Es kommt immer wieder vor, dass der Sprechende zwar genau weiß, was er sagen möchte. Doch es will einfach nicht gelingen, die Gedanken in die richtigen Worte zu packen. Hier sind 7 Tipps für aussagekräftige Sätze!

Der Sprechende hat eine Idee oder möchte eine bestimmte Aussage machen. Aber es fällt ihm schwer, seinen Satz aussagekräftig und anschaulich zu formulieren. – Dieses Problem kennen nicht nur Deutschlernende, sondern auch Muttersprachler. Im Ergebnis entstehen dann häufig Satzkonstruktionen, die viel zu kompliziert und sperrig sind.

Im Umkehrschluss heißt das, dass sich Aussagen umso präziser und verständlicher formulieren lassen, je einfacher sie ausgedrückt werden. Doch wie kann das gelingen?

Die folgende Übersicht verrät sieben Tipps,
die dabei helfen, aussagekräftige Sätze zu formulieren:

 

Tipp 1: Besser kürzere Hauptsätze formulieren.

Verglichen mit langen, komplizierten Satzkonstruktionen, bieten kürzere Sätze zwei große Vorteile. So ist zum einen die Gefahr, Fehler zu machen, bei kurzen Sätzen geringer. Zum anderen sind kurze Sätze verständlicher. Je mehr Nebensätze der Sprecher ineinander verschachtelt, desto schwieriger wird es für seinen Gesprächspartner, seinen Gedankengängen zu folgen.

Autoren greifen deshalb auf die goldene Regel „ein Satz, ein Gedanke“ zurück. Diese Regel kann auch beim Sprechen angewendet werden. Statt also lange und komplizierte Satzmonster zu formulieren, tut der Sprechende sich selbst und seinem Gesprächspartner einen Gefallen, wenn er seine Aussage in kurze Hauptsätze aufteilt. Im Gespräch ist es schließlich nicht möglich, das Gesagte mehrfach nachzulesen, um es zu verstehen. Und ständige Nachfragen können für beide Seiten ziemlich unangenehm sein. 

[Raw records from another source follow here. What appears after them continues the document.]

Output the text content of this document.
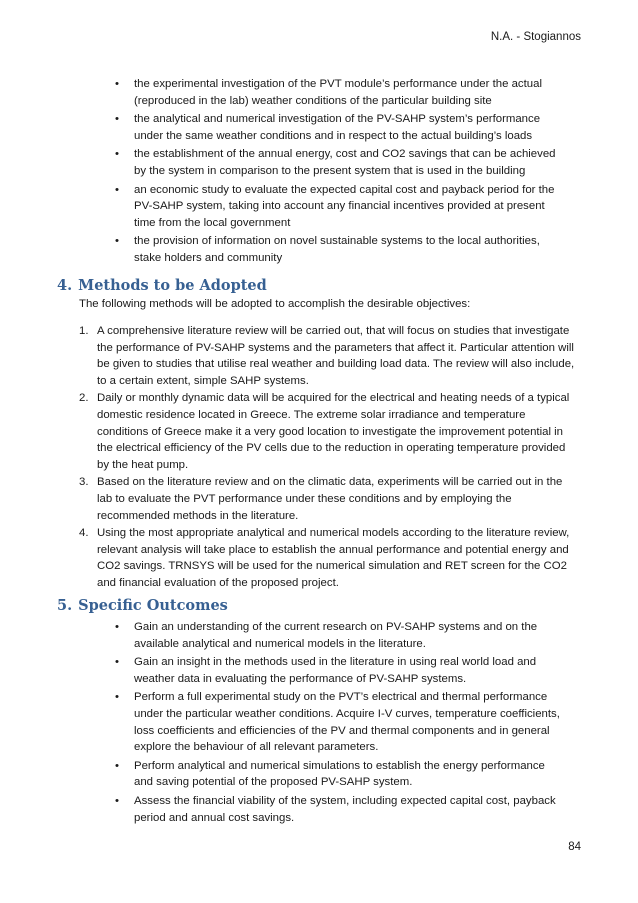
N.A. - Stogiannos
• the experimental investigation of the PVT module’s performance under the actual (reproduced in the lab) weather conditions of the particular building site
• the analytical and numerical investigation of the PV-SAHP system’s performance under the same weather conditions and in respect to the actual building’s loads
• the establishment of the annual energy, cost and CO2 savings that can be achieved by the system in comparison to the present system that is used in the building
• an economic study to evaluate the expected capital cost and payback period for the PV-SAHP system, taking into account any financial incentives provided at present time from the local government
• the provision of information on novel sustainable systems to the local authorities, stake holders and community
4. Methods to be Adopted
The following methods will be adopted to accomplish the desirable objectives:
1. A comprehensive literature review will be carried out, that will focus on studies that investigate the performance of PV-SAHP systems and the parameters that affect it. Particular attention will be given to studies that utilise real weather and building load data. The review will also include, to a certain extent, simple SAHP systems.
2. Daily or monthly dynamic data will be acquired for the electrical and heating needs of a typical domestic residence located in Greece. The extreme solar irradiance and temperature conditions of Greece make it a very good location to investigate the improvement potential in the electrical efficiency of the PV cells due to the reduction in operating temperature provided by the heat pump.
3. Based on the literature review and on the climatic data, experiments will be carried out in the lab to evaluate the PVT performance under these conditions and by employing the recommended methods in the literature.
4. Using the most appropriate analytical and numerical models according to the literature review, relevant analysis will take place to establish the annual performance and potential energy and CO2 savings. TRNSYS will be used for the numerical simulation and RET screen for the CO2 and financial evaluation of the proposed project.
5. Specific Outcomes
• Gain an understanding of the current research on PV-SAHP systems and on the available analytical and numerical models in the literature.
• Gain an insight in the methods used in the literature in using real world load and weather data in evaluating the performance of PV-SAHP systems.
• Perform a full experimental study on the PVT’s electrical and thermal performance under the particular weather conditions. Acquire I-V curves, temperature coefficients, loss coefficients and efficiencies of the PV and thermal components and in general explore the behaviour of all relevant parameters.
• Perform analytical and numerical simulations to establish the energy performance and saving potential of the proposed PV-SAHP system.
• Assess the financial viability of the system, including expected capital cost, payback period and annual cost savings.
84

·         So nicht: Peter, der heute nicht in die Schule gegangen war, weil er krank war, rief seinen Klassenkameraden an und fragte ihn nach den Hausaufgaben, damit er sich auf die anstehende Klassenarbeit vorbereiten konnte.

·         Besser so: Peter war heute nicht in die Schule gegangen, weil er krank war. Deshalb rief er seinen Klassenkameraden an. Peter fragte ihn nach den Hausaufgaben. So konnte sich Peter auf die anstehende Klassenarbeit vorbereiten.

 

Tipp 2: Aussagekräftige Verben verwenden.

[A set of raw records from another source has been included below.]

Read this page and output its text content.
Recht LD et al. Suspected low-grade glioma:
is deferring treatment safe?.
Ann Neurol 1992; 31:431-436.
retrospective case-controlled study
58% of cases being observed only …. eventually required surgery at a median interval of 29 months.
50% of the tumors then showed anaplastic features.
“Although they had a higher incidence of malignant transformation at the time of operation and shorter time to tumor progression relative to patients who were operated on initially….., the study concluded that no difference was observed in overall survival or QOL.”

Aussagekräftige Verben sind ein ideales Mittel, um einen Satz lebendig klingen zu lassen. Gleichzeitig sorgen solche Verben dafür, dass die Aussagekraft verstärkt wird. Mit aussagekräftigen Verben sind Verben gemeint, die die Handlung genauer beschreiben. So lässt sich beispielsweise das Verb sagen durch erzählen, berichten, gestehen, flüstern oder schreien ersetzen. 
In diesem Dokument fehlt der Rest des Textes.